Queries that do not have a pre-selection step (because there are no indexes among the search criteria) cause a long response time when only a few records are extracted from a large collection. You can easily determine whether a pre-selection is used with your query: put your X-Query query string in ino:explain(...) and Tamino will tell you whether your query involves a pre-selection and whether it involves post-processing.

In XQuery 4 we can obtain the same information by including the expression {?explain?} in the query prologue.

The query above, for example:

ino:explain(jazzMusician[belongsTo/style/@name="Bebop"
                         and name/first="Charlie"])

results in:

<xql:result>
  <ino:explanation ino:preselection="TRUE"
                   ino:postprocessing="TRUE" />
</xql:result>

As already explained above, this query involves both a pre-selection and a post-processing phase. Not surprisingly, both ino:preselection and ino:postprocessing have the value "TRUE".

Because Tamino automatically separates pre-selection and post-processing criteria and applies further query optimization, the sequence of search criteria in a filter expression does not matter. For example, the query

jazzMusician[belongsTo/style/@name="Bebop"
             and name/first="Charlie"]

is executed at the same speed as

jazzMusician[name/first="Charlie"
             and belongsTo/style/@name="Bebop"]

(Remember, belongTo/style/@name is indexed, name/first is not.)

Here are a few more guidelines for efficient querying:

  • There is one situation in which an indexed node cannot be processed during pre-selection: the query for the non-existence of the node. If a node does not exist, its value is not contained in the index, and consequently the test for non-existence cannot rely on the index. This test is therefore processed during the post-processing phase. Depending on the size of the pre-selected document set, this can be slow.

    For example, let us assume that we had declared jazzMusician/name/middle as a standard index. The query for jazz musicians without a middle name:

    jazzMusician[not(name/middle)]

    would still require a scan through all jazzMusician documents.

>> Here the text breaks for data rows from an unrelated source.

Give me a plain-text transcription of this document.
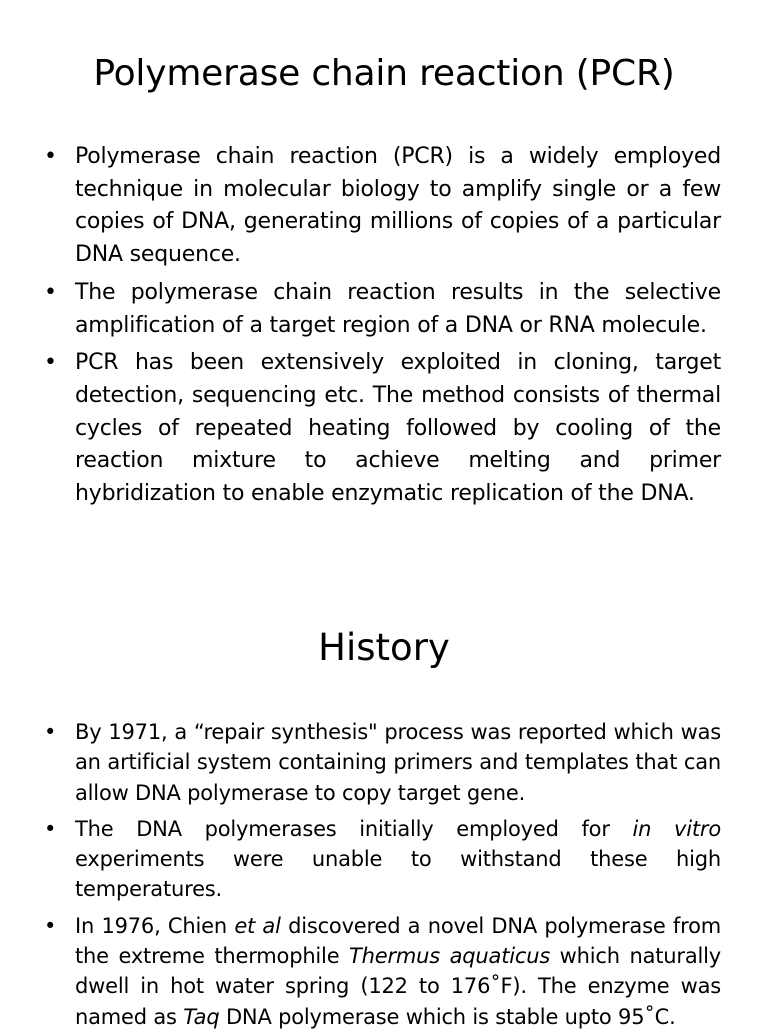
Polymerase chain reaction (PCR)
• Polymerase chain reaction (PCR) is a widely employed technique in molecular biology to amplify single or a few copies of DNA, generating millions of copies of a particular DNA sequence.
• The polymerase chain reaction results in the selective amplification of a target region of a DNA or RNA molecule.
• PCR has been extensively exploited in cloning, target detection, sequencing etc. The method consists of thermal cycles of repeated heating followed by cooling of the reaction mixture to achieve melting and primer hybridization to enable enzymatic replication of the DNA.
History
• By 1971, a “repair synthesis" process was reported which was an artificial system containing primers and templates that can allow DNA polymerase to copy target gene.
• The DNA polymerases initially employed for in vitro experiments were unable to withstand these high temperatures.
• In 1976, Chien et al discovered a novel DNA polymerase from the extreme thermophile Thermus aquaticus which naturally dwell in hot water spring (122 to 176˚F). The enzyme was named as Taq DNA polymerase which is stable upto 95˚C.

  • Avoid using the equality operator (=) when only a "text" index is defined, or the contains operator (~=) when only a "standard" index is defined. In both cases, Tamino correctly evaluates the query, but via post-processing! If you frequently apply both operators on the same node, consider defining it as both a standard and text index.

    For example, the query style[@name~="Cool*"] would be handled in the post-processing stage, after reading all style documents. This is because style/@name was defined as a standard index, not as a text index.

  • Make use of Tamino's X-QUERY extensions to XPath. These extensions perform better than the equivalent standard XPath expressions.

    For example, use [age between 40,65] instead of [age >= 40 and age <= 65]. (For the definition of jazzMusician/age please see Utilizing Server Extensions::Derived elements).

  • Not only is it good style to make key and search expression type-compatible (e.g. to use a string search value for an alphanumeric key or a numeric search value for a numeric key); this also ensures that you always obtain correct results. Comparing an alphanumeric constant with a numeric element, for example, causes the numeric element to be converted into a string and a string comparison to be performed. This would probably not return the expected results. The performance suffers from this conversion too.

    For example, write [age = 55] and not [age = "55"] if you have defined age as an element of type integer. Write [@ino:id=42] and not [@ino:id="42"].

    XQuery 4, on the other hand, checks for type consistency in expressions and throws an error if you try to compare an integer with a string. (Remember that XQuery 4 supports the full XML Schema type system.) In XQuery 4 you always must specify a correctly typed literal, as in:

    where $j.birthdate = xs:date("1923-07-27").

Queries that do not use post-processing are especially useful when it is not necessary to access any documents, for example, when using the count() function.